Hi Fabio,
I share your opinion. It seems that teacher forcing is always used, even at evaluation (in the notebook 8-translation-transformer).
This has several adverse effects:
This leaks ground truth contexts. This could increase the BLEUE metric and give a false representation of the model ability to perform full translation (instead, the task becomes to translate the next word in an already known partial translation).
This could also result in low-quality output sentences (incoherence, repeated words), because the transformer is given a context that does not match what was really generated.
I haven’t yet watched Rachel Thomas course videos, maybe using teacher forcing at eval was intended or not the focus of this lesson.
In my tests on this notebook, without teaching forcing, I observed lower BLUE scores but more coherent output sentences overall .
I am not sure of how auto-regressive prediction is usually implemented with Transformers.
Here is my attempt, only modifying the forward
function of the Tranformer
class Transformer(Module):
def __init__(self, inp_vsz, out_vsz, n_layers=6, n_heads=8, d_model=256, d_head=32,
d_inner=1024, p=0.1, bias=True, scale=True, double_drop=True, pad_idx=1):
self.enc_emb = TransformerEmbedding(inp_vsz, d_model, p)
self.dec_emb = TransformerEmbedding(out_vsz, d_model, 0.)
args = (n_heads, d_model, d_head, d_inner, p, bias, scale, double_drop)
self.encoder = nn.ModuleList([EncoderBlock(*args) for _ in range(n_layers)])
self.decoder = nn.ModuleList([DecoderBlock(*args) for _ in range(n_layers)])
self.out = nn.Linear(d_model, out_vsz)
self.out.weight = self.dec_emb.embed.weight
self.pad_idx = pad_idx
def forward(self, inp, out):
enc = self.enc_emb(inp)
enc = compose(self.encoder)(enc)
if self.training: # batch teacher forcing for training
out = self.dec_emb(out)
mask_out = get_output_mask(out, self.pad_idx)
out = compose(self.decoder)(out, enc, mask_out)
return self.out(out)
else: # Auto-regressive prediction for eval:
out_seq_lenght = out.shape[1] # Only use output length (TODO: set this as forward param)
xxpad_token = 1 # Todo set this as module param (and use databunch dictionnary)
# Starts with only 1 xxpad tokens
next_dec_input = torch.full((inp.shape[0], 1), fill_value=xxpad_token, dtype=inp.dtype, device=inp.device)
# Predict one token at a time:
for _ in range(out_seq_lenght):
out = self.dec_emb(next_dec_input)
mask_out = get_output_mask(out, self.pad_idx)

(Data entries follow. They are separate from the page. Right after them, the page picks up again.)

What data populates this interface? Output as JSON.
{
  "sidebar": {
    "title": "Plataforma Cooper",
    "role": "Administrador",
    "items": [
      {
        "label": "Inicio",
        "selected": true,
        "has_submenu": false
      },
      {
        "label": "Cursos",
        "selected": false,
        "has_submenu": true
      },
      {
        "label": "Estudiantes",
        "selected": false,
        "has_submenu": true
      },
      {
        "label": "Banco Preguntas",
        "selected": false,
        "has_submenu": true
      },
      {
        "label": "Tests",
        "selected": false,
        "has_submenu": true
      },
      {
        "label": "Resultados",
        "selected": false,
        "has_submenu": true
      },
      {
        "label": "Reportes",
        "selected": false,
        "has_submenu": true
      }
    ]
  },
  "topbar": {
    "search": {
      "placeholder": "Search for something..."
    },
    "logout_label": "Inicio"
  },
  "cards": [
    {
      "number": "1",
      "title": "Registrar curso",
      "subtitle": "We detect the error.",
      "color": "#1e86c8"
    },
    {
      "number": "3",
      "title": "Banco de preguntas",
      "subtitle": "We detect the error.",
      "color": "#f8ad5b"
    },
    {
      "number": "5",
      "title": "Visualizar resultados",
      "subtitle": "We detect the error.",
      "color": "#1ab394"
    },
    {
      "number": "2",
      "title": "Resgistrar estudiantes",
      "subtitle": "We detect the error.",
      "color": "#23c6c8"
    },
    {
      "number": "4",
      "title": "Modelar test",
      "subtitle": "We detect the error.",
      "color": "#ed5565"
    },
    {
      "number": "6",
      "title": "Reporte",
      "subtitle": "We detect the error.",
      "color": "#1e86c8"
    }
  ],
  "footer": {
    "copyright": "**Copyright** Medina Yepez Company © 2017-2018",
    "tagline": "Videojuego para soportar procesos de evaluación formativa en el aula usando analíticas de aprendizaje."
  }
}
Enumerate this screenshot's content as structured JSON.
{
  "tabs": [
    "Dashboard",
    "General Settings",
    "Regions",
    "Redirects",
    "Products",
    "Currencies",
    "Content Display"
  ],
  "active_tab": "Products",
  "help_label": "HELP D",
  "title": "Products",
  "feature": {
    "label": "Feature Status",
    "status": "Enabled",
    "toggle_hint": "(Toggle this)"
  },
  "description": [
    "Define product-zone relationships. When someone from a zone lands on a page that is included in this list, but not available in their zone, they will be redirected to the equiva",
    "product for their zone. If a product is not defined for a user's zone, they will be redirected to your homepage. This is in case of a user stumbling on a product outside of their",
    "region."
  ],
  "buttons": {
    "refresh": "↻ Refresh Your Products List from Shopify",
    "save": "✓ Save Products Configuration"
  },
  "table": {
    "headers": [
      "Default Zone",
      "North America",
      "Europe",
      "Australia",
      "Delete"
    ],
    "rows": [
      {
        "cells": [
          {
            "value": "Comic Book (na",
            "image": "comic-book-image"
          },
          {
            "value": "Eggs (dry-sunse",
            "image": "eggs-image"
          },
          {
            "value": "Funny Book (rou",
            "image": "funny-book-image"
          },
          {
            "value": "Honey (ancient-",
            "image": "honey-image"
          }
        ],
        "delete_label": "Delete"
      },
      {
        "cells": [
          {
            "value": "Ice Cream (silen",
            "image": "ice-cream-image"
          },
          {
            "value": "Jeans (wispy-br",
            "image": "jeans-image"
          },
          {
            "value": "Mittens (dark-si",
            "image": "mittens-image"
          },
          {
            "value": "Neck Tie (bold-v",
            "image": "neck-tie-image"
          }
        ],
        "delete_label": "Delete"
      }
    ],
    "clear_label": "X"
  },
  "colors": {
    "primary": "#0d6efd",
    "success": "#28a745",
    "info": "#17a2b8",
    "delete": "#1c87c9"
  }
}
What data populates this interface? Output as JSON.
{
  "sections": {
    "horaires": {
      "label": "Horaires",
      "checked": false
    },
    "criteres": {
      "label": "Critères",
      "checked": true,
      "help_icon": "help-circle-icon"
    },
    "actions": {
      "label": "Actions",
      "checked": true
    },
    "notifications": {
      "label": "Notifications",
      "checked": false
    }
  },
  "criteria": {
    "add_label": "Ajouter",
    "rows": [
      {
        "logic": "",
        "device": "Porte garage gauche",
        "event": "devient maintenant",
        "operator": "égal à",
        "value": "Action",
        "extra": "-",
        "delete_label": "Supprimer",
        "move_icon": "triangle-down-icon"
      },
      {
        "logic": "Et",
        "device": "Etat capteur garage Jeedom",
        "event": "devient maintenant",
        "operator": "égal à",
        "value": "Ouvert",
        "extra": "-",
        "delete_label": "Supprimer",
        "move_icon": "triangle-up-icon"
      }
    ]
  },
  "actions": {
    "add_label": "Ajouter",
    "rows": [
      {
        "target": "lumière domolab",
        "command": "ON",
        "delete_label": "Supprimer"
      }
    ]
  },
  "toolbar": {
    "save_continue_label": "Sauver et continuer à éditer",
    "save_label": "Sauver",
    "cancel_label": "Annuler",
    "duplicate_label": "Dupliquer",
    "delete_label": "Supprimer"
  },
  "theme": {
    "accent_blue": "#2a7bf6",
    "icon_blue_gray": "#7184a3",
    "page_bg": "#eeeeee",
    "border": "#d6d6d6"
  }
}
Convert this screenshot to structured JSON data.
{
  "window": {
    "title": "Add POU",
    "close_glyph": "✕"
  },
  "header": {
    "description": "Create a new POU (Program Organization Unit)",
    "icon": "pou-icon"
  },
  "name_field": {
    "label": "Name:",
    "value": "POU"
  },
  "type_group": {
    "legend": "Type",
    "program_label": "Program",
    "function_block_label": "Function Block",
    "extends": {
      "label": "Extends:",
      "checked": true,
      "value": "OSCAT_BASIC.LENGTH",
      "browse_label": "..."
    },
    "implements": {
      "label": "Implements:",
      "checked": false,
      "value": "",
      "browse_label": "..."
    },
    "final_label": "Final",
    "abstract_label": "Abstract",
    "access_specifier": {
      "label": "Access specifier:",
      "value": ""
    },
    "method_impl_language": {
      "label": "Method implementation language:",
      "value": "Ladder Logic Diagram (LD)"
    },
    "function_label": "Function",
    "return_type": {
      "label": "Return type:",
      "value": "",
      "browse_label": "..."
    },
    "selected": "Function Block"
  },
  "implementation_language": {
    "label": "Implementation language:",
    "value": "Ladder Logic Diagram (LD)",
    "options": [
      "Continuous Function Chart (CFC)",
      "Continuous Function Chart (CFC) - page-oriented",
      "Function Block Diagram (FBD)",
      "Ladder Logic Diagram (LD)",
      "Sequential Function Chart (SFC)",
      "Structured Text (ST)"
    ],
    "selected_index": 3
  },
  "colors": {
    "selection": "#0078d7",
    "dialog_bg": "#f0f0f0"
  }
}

out = compose(self.decoder)(out, enc, mask_out)
out = self.out(out)
# Prepare next input (xxpad + last predictions):
next_dec_input = F.pad(out.argmax(2), (1, 0), value=xxpad_token)
return out
I haven’t tested this implementation thoroughly , but it runs (slower than with teacher forcing because of the multiple passes per batch).
I think it could be improved. For example, could-it be faster to not recompute the hidden representations of previous predicted tokens ? (Applying dynamic programming to Transformer auto-regressive decoder inference.) Maybe I should look at how this is done in Pytorch and Tensforflow implementations.